Solved – MAD in relation to 95% confidence

madstandard deviation

MAD (Median Absolute Deviation) is:

$\text{MAD} = M_i(|x_i-M_j(x_j)|)$

where $M()$ is the median operator ($M_i(x_i) = \text{median}(x_1,…,x_n)$).

I'd like to scale the MAD in such a way as to include (say) 95% of a distribution around the median, the way that that 95% of a normal distribution is within $1.96\sigma$ of the mean.

That is, if $m = M_i(x_i)$ and $d = \text{MAD}_i(x_i)$, make an interval like $m \pm b\cdot d$ (where $b$ depends on the distribution you are dealing with) that includes 95% of the distribution.

Can this be done?

Best Answer

I know the original post is over a year old, but I would like some more information on this topic. I currently run a proficiency program for manure testing and soil testing laboratories. A colleague, who knows much more about statistics than I do, suggested the following to get a 95% confidence interval using the MAD and median.

  1. Calculate the median and MAD values.
  2. Remove results exceeding plus or minus 4.0 MAD units from the median as outliers.
  3. Recalculate the median and MAD values on the reduced data set.
  4. Results exceeding plus or minus 2.9 MAD units from the second median are outside the 95% confidence interval.
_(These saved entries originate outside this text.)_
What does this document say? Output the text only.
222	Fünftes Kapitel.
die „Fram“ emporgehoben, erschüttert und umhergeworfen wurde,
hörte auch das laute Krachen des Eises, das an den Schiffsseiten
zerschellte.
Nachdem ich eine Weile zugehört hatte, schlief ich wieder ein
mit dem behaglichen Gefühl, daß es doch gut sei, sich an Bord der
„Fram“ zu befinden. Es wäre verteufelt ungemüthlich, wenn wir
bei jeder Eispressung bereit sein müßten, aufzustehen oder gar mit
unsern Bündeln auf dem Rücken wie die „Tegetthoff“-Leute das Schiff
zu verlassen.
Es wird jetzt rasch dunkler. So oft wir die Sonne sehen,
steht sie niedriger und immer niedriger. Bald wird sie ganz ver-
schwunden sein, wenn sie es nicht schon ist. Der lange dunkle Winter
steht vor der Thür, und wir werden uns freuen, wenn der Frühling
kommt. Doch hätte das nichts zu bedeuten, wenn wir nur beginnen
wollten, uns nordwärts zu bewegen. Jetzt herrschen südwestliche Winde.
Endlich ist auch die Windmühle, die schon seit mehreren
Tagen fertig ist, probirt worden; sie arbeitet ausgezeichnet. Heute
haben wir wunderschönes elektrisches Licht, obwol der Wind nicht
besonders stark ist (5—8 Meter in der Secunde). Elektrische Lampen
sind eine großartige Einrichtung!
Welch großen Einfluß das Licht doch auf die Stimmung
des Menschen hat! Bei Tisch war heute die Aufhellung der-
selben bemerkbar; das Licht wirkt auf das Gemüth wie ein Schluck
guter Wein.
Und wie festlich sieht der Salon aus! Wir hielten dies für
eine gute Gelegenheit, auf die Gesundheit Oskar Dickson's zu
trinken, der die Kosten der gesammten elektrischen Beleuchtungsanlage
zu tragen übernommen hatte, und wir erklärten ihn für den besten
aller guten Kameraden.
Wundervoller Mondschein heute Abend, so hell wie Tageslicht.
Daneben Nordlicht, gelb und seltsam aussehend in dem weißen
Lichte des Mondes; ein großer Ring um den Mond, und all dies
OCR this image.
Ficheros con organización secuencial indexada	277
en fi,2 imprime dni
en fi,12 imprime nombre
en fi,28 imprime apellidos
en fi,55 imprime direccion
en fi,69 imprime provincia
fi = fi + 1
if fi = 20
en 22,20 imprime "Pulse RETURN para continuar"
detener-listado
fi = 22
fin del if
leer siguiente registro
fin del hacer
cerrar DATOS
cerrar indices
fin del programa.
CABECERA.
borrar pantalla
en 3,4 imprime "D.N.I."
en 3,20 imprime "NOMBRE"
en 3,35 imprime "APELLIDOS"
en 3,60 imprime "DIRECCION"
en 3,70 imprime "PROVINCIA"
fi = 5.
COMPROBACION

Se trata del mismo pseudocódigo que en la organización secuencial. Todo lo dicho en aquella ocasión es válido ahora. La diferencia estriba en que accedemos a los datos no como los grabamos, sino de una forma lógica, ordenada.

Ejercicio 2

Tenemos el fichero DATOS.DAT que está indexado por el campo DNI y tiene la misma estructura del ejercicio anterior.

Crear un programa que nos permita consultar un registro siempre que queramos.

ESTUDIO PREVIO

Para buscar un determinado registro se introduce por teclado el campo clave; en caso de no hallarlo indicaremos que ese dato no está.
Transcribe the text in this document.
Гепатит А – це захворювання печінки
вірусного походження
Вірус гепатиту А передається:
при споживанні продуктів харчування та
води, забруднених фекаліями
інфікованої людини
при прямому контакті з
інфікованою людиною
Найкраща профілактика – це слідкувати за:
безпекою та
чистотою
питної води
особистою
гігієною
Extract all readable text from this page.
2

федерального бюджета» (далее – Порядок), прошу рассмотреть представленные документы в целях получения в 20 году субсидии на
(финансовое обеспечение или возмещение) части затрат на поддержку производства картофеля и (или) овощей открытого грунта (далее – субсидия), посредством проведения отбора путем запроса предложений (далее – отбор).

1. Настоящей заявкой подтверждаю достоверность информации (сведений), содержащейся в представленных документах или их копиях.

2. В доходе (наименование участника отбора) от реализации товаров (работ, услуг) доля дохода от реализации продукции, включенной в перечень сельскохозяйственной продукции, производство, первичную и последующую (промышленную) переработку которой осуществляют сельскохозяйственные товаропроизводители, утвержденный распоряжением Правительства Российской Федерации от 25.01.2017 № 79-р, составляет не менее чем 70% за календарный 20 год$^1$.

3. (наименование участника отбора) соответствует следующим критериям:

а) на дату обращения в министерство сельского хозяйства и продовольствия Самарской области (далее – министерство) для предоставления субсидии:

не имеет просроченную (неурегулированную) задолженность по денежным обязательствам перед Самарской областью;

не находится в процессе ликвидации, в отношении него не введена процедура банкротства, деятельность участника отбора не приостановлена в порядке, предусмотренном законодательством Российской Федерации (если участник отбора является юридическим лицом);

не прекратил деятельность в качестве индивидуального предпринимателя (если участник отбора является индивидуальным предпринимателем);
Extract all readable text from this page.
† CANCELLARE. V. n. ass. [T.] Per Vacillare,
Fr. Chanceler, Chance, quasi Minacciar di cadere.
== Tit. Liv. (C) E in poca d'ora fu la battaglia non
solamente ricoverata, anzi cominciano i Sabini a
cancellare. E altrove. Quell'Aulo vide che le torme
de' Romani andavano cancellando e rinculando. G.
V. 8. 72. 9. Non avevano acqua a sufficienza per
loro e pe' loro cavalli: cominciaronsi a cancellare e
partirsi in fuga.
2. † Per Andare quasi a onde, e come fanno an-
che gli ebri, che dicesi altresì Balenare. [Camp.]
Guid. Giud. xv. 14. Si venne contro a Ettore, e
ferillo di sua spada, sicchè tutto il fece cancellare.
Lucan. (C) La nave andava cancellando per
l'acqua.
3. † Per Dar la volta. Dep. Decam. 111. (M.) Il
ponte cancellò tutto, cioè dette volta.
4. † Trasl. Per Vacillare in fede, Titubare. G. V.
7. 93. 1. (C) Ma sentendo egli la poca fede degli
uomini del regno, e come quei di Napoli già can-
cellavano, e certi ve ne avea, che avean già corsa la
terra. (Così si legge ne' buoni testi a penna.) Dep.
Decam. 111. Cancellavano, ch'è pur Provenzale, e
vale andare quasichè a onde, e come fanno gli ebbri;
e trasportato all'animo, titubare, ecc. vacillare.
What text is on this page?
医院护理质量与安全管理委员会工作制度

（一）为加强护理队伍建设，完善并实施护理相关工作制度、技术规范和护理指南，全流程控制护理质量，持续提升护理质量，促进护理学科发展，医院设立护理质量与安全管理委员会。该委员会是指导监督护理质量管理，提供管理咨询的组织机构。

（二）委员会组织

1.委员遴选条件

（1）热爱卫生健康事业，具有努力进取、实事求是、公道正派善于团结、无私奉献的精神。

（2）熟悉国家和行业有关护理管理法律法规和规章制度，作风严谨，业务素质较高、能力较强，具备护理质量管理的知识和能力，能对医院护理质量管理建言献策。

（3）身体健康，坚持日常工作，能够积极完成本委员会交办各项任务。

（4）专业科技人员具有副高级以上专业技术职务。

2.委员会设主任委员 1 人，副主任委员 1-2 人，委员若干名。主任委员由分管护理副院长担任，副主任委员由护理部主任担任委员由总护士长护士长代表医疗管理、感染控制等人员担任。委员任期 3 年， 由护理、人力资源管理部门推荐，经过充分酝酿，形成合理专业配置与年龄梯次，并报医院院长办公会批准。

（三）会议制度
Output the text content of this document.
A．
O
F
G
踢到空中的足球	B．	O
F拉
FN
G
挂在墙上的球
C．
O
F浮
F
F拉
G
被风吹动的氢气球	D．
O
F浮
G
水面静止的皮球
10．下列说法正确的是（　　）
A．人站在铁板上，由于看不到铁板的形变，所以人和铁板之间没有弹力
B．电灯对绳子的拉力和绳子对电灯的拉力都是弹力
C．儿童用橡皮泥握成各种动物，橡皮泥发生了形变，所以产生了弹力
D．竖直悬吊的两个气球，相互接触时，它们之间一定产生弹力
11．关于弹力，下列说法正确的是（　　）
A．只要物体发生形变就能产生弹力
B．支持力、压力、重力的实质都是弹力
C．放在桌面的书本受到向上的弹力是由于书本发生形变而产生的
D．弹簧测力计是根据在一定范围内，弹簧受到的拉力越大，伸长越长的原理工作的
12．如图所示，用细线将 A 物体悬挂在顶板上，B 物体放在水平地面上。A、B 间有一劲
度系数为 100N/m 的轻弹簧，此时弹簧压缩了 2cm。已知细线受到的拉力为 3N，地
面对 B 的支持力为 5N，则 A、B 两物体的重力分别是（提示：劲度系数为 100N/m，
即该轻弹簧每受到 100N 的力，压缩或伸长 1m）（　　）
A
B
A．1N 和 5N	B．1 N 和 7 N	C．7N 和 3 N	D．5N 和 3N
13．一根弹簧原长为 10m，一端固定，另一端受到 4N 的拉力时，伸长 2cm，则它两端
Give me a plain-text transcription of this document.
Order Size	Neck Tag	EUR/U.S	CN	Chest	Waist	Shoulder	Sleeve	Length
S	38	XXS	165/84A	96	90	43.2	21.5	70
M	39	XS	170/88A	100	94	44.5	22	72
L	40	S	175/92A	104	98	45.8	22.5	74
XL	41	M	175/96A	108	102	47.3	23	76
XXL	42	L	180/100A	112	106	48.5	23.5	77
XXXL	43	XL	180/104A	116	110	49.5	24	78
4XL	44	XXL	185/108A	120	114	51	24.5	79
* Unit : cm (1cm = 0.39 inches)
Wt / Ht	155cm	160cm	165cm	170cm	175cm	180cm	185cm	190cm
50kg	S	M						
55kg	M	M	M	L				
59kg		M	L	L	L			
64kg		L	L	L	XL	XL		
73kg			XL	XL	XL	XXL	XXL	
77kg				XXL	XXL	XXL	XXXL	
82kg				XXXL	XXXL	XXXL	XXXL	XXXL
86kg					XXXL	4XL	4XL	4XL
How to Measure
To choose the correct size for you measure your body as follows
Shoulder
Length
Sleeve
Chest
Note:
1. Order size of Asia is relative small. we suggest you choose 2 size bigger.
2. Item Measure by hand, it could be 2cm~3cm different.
There is one other kicker. I use the statistical program R. When calculating MAD I use the following:

mad(x, constant = 1)

The default in R is: constant = 1.4826.

Typically, we have from 140 to 200 datapoints for each analysis. Often, the results are right skewed, occasionally left skewed, and rarely normally distributed. After removing the 4.0 MAD outliers, we have a much more normally distributed histogram. I suspect at that point we might be able to use mean and SD to calculate the confidence interval.

For a number of years, we just ran the data one time. Labs were flagged for accuracy if their results deviated by more than 2.5 MAD units from the median. I have compared both methods, and usually 2.5 MAD units from the median (just one calculation) is quite close to the two-step method using 2.9 MAD units from the median after removing the 4.0 outliers.

I hope this method gives us a 95% confidence interval. But, if anyone has a better suggestion, I'd like to hear it.